Executive search, on the other hand, is about finding the people who develop policies and strategies and oversee the organization's far-flung operations. These are leaders like the CEO, other C-suite officers, vice president of product development or the head of an individual business unit. Often, these searches are conducted on a retained basis, where the search firm gets paid whether it finds a winning candidate or not. Also, executive searches usually are exclusive, meaning only one firm is at work trying to fill a particular role.

Steve Kasmouski, president of WinterWyman Executive Search in Waltham, Mass., elaborated on the distinction: "In executive search, the potential impact on the company is significant. You're looking for a specific person as opposed to a specific skill set."

As you might guess, the dynamics of an executive search are markedly different from the hunt for, say, a management accountant or systems administrator. For one thing, the hiring manager may be the CEO or a committee of the board. High-stakes politics may be in play, and the search will almost certainly take more time and attention than would the hunt for your average department head.

For another thing, retained searches can cost more money. Nancie Whitehouse, principal of recruiting strategy consulting firm Whitehouse Advisors in Stamford, Conn., said the industry's standard fee is about 33 percent of the role's annual salary, bonus and signing bonus. (Consider your CEO's pay to get an idea of how much he or she might be worth to an executive recruiter.)

As for contingency recruiters, they usually earn a fee in the area of 20 percent to 25 percent of the role's first-year cash compensation—again, salary, bonus and signing bonus, and only if they succeed in filling the job. 

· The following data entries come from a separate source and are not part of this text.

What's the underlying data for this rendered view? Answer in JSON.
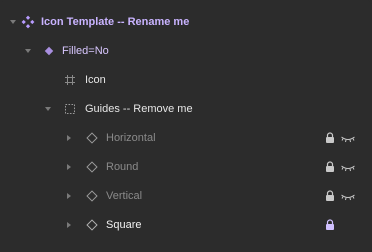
{
  "layers": [
    {
      "label": "Icon Template -- Rename me",
      "icon": "component-set-icon"
    },
    {
      "label": "Filled=No",
      "icon": "variant-icon"
    },
    {
      "label": "Icon",
      "icon": "frame-icon"
    },
    {
      "label": "Guides -- Remove me",
      "icon": "group-icon"
    },
    {
      "label": "Horizontal",
      "icon": "instance-icon",
      "locked": true,
      "hidden": true
    },
    {
      "label": "Round",
      "icon": "instance-icon",
      "locked": true,
      "hidden": true
    },
    {
      "label": "Vertical",
      "icon": "instance-icon",
      "locked": true,
      "hidden": true
    },
    {
      "label": "Square",
      "icon": "instance-icon",
      "locked": true,
      "hidden": false
    }
  ],
  "colors": {
    "background": "#2c2c2c",
    "component": "#c9b3ff",
    "dim": "#8a8a8a"
  }
}
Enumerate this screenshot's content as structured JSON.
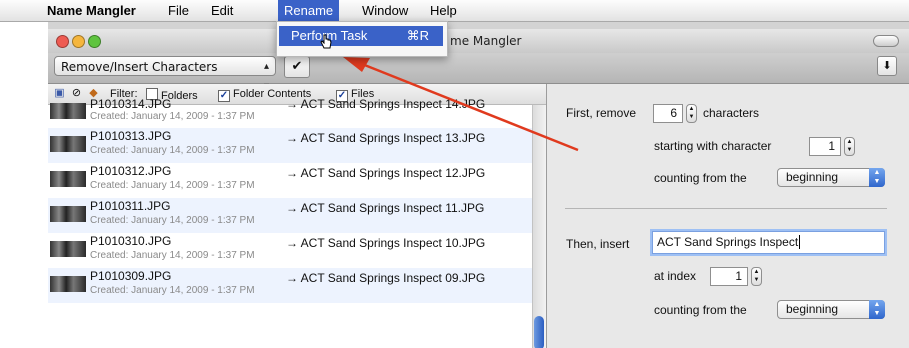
{
  "menubar": {
    "apple": "",
    "items": [
      "Name Mangler",
      "File",
      "Edit",
      "Rename",
      "Window",
      "Help"
    ],
    "active": "Rename"
  },
  "dropdown": {
    "item_label": "Perform Task",
    "shortcut": "⌘R"
  },
  "window": {
    "title": "me Mangler",
    "task_select": "Remove/Insert Characters",
    "run_button": "✔",
    "down_button": "⬇"
  },
  "filter": {
    "label": "Filter:",
    "options": [
      {
        "label": "Folders",
        "checked": false
      },
      {
        "label": "Folder Contents",
        "checked": true
      },
      {
        "label": "Files",
        "checked": true
      }
    ]
  },
  "files": [
    {
      "name": "P1010314.JPG",
      "created": "Created: January 14, 2009 - 1:37 PM",
      "new_name": "→ ACT Sand Springs Inspect 14.JPG"
    },
    {
      "name": "P1010313.JPG",
      "created": "Created: January 14, 2009 - 1:37 PM",
      "new_name": "→ ACT Sand Springs Inspect 13.JPG"
    },
    {
      "name": "P1010312.JPG",
      "created": "Created: January 14, 2009 - 1:37 PM",
      "new_name": "→ ACT Sand Springs Inspect 12.JPG"
    },
    {
      "name": "P1010311.JPG",
      "created": "Created: January 14, 2009 - 1:37 PM",
      "new_name": "→ ACT Sand Springs Inspect 11.JPG"
    },
    {
      "name": "P1010310.JPG",
      "created": "Created: January 14, 2009 - 1:37 PM",
      "new_name": "→ ACT Sand Springs Inspect 10.JPG"
    },
    {
      "name": "P1010309.JPG",
      "created": "Created: January 14, 2009 - 1:37 PM",
      "new_name": "→ ACT Sand Springs Inspect 09.JPG"
    }
  ],
  "remove": {
    "label_first": "First, remove",
    "count": "6",
    "label_characters": "characters",
    "label_starting": "starting with character",
    "start": "1",
    "label_counting": "counting from the",
    "counting": "beginning"
  },
  "insert": {
    "label_then": "Then, insert",
    "text": "ACT Sand Springs Inspect",
    "label_index": "at index",
    "index": "1",
    "label_counting": "counting from the",
    "counting": "beginning"
  },
  "colors": {
    "menu_highlight": "#3a62c8",
    "annotation_arrow": "#e03a1e"
  }
}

At large companies, managing an executive search usually falls to the chief human resources officer or vice president of HR, and staffers may find themselves in supporting roles as their boss labors to keep the effort on track. In smaller firms, HR directors or managers may have to step up, even if they represent an HR department of one. In either case, executive recruiters say, make no mistake: Leadership searches are big deals.

Making Both Sides Happy

While the actual hiring decision may not be HR's, executives and board members usually rely on the department to make sure things get done, both by the search firm you've engaged and within the company itself. The keys here, executive recruiters agree, are preparation, regular communication and utter transparency on both sides.

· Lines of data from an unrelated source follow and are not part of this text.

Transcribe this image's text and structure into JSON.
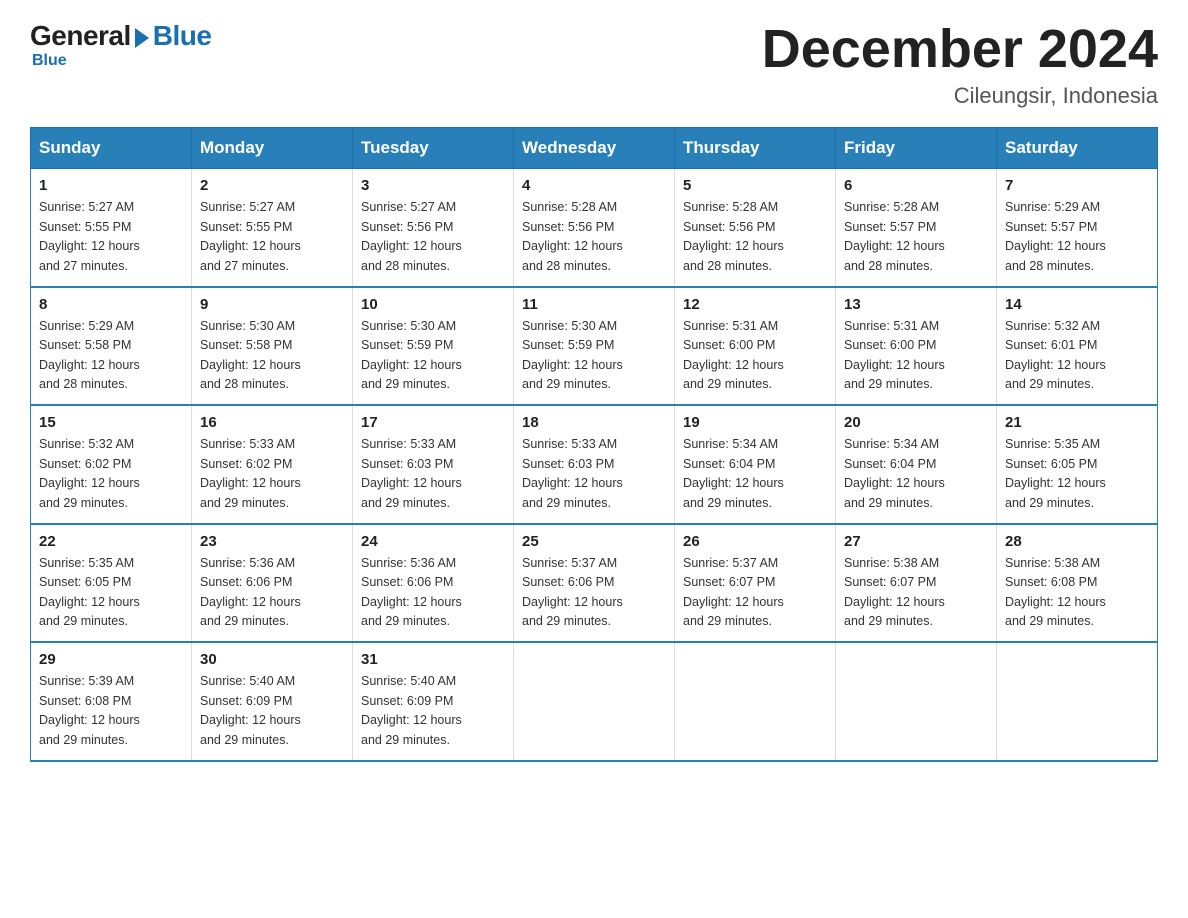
{
  "logo": {
    "general": "General",
    "blue": "Blue"
  },
  "title": {
    "month_year": "December 2024",
    "location": "Cileungsir, Indonesia"
  },
  "headers": [
    "Sunday",
    "Monday",
    "Tuesday",
    "Wednesday",
    "Thursday",
    "Friday",
    "Saturday"
  ],
  "weeks": [
    [
      {
        "day": "1",
        "info": "Sunrise: 5:27 AM\nSunset: 5:55 PM\nDaylight: 12 hours\nand 27 minutes."
      },
      {
        "day": "2",
        "info": "Sunrise: 5:27 AM\nSunset: 5:55 PM\nDaylight: 12 hours\nand 27 minutes."
      },
      {
        "day": "3",
        "info": "Sunrise: 5:27 AM\nSunset: 5:56 PM\nDaylight: 12 hours\nand 28 minutes."
      },
      {
        "day": "4",
        "info": "Sunrise: 5:28 AM\nSunset: 5:56 PM\nDaylight: 12 hours\nand 28 minutes."
      },
      {
        "day": "5",
        "info": "Sunrise: 5:28 AM\nSunset: 5:56 PM\nDaylight: 12 hours\nand 28 minutes."
      },
      {
        "day": "6",
        "info": "Sunrise: 5:28 AM\nSunset: 5:57 PM\nDaylight: 12 hours\nand 28 minutes."
      },
      {
        "day": "7",
        "info": "Sunrise: 5:29 AM\nSunset: 5:57 PM\nDaylight: 12 hours\nand 28 minutes."
      }
    ],
    [
      {
        "day": "8",
        "info": "Sunrise: 5:29 AM\nSunset: 5:58 PM\nDaylight: 12 hours\nand 28 minutes."
      },
      {
        "day": "9",
        "info": "Sunrise: 5:30 AM\nSunset: 5:58 PM\nDaylight: 12 hours\nand 28 minutes."
      },
      {
        "day": "10",
        "info": "Sunrise: 5:30 AM\nSunset: 5:59 PM\nDaylight: 12 hours\nand 29 minutes."
      },
      {
        "day": "11",
        "info": "Sunrise: 5:30 AM\nSunset: 5:59 PM\nDaylight: 12 hours\nand 29 minutes."
      },
      {
        "day": "12",
        "info": "Sunrise: 5:31 AM\nSunset: 6:00 PM\nDaylight: 12 hours\nand 29 minutes."
      },
      {
        "day": "13",
        "info": "Sunrise: 5:31 AM\nSunset: 6:00 PM\nDaylight: 12 hours\nand 29 minutes."
      },
      {
        "day": "14",
        "info": "Sunrise: 5:32 AM\nSunset: 6:01 PM\nDaylight: 12 hours\nand 29 minutes."
      }
    ],
    [
      {
        "day": "15",
        "info": "Sunrise: 5:32 AM\nSunset: 6:02 PM\nDaylight: 12 hours\nand 29 minutes."
      },
      {
        "day": "16",
        "info": "Sunrise: 5:33 AM\nSunset: 6:02 PM\nDaylight: 12 hours\nand 29 minutes."
      },
      {
        "day": "17",
        "info": "Sunrise: 5:33 AM\nSunset: 6:03 PM\nDaylight: 12 hours\nand 29 minutes."
      },
      {
        "day": "18",
        "info": "Sunrise: 5:33 AM\nSunset: 6:03 PM\nDaylight: 12 hours\nand 29 minutes."
      },
      {
        "day": "19",
        "info": "Sunrise: 5:34 AM\nSunset: 6:04 PM\nDaylight: 12 hours\nand 29 minutes."
      },
      {
        "day": "20",
        "info": "Sunrise: 5:34 AM\nSunset: 6:04 PM\nDaylight: 12 hours\nand 29 minutes."
      },
      {
        "day": "21",
        "info": "Sunrise: 5:35 AM\nSunset: 6:05 PM\nDaylight: 12 hours\nand 29 minutes."
      }
    ],
    [
      {
        "day": "22",
        "info": "Sunrise: 5:35 AM\nSunset: 6:05 PM\nDaylight: 12 hours\nand 29 minutes."
      },
      {
        "day": "23",
        "info": "Sunrise: 5:36 AM\nSunset: 6:06 PM\nDaylight: 12 hours\nand 29 minutes."
      },
      {
        "day": "24",
        "info": "Sunrise: 5:36 AM\nSunset: 6:06 PM\nDaylight: 12 hours\nand 29 minutes."
      },
      {
        "day": "25",
        "info": "Sunrise: 5:37 AM\nSunset: 6:06 PM\nDaylight: 12 hours\nand 29 minutes."
      },
      {
        "day": "26",
        "info": "Sunrise: 5:37 AM\nSunset: 6:07 PM\nDaylight: 12 hours\nand 29 minutes."
      },
      {
        "day": "27",
        "info": "Sunrise: 5:38 AM\nSunset: 6:07 PM\nDaylight: 12 hours\nand 29 minutes."
      },
      {
        "day": "28",
        "info": "Sunrise: 5:38 AM\nSunset: 6:08 PM\nDaylight: 12 hours\nand 29 minutes."
      }
    ],
    [
      {
        "day": "29",
        "info": "Sunrise: 5:39 AM\nSunset: 6:08 PM\nDaylight: 12 hours\nand 29 minutes."
      },
      {
        "day": "30",
        "info": "Sunrise: 5:40 AM\nSunset: 6:09 PM\nDaylight: 12 hours\nand 29 minutes."
      },
      {
        "day": "31",
        "info": "Sunrise: 5:40 AM\nSunset: 6:09 PM\nDaylight: 12 hours\nand 29 minutes."
      },
      {
        "day": "",
        "info": ""
      },
      {
        "day": "",
        "info": ""
      },
      {
        "day": "",
        "info": ""
      },
      {
        "day": "",
        "info": ""
      }
    ]
  ]
}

"HR sometimes doesn't realize the level of detail we need," said Judy Boreham, managing director of Philadelphia-based Diversified Search. "Sometimes they're surprised by it." Tom Silver, New York City -based partner for executive search firm Top Gun Ventures, agreed. "Clients aren't as ready as they think they are," he said. "They need to articulate the business solution they're looking for and the type of person they need. They often haven't dived as deeply into it as they think they have."

Like many executive recruiters, Silver has been on both sides of the table. He first encountered Top Gun Ventures when, as senior vice president of North America for Dice Holdings (now DHI Group), he engaged the firm to find a managing director for the company's job board, Dice.com. Becoming an executive recruiter, he said, "was kind of like going behind the curtain in 'The Wizard of Oz.' As a client, I had no real sense of what it takes to find game-changing talent. Clients don't always realize the effort that goes into sifting through to find that needle in a haystack."

But getting into the weeds—even with what you might think of as insider details—is critical for the search firm, Boreham explained. "It's important because we can't attract the right kind of candidate in a vacuum. We need to know what's going on so we can be prepared when candidates ask tough questions." HR, she said, "should see us as an extension of their brand and a real partner. To work well, communication has to be seamless."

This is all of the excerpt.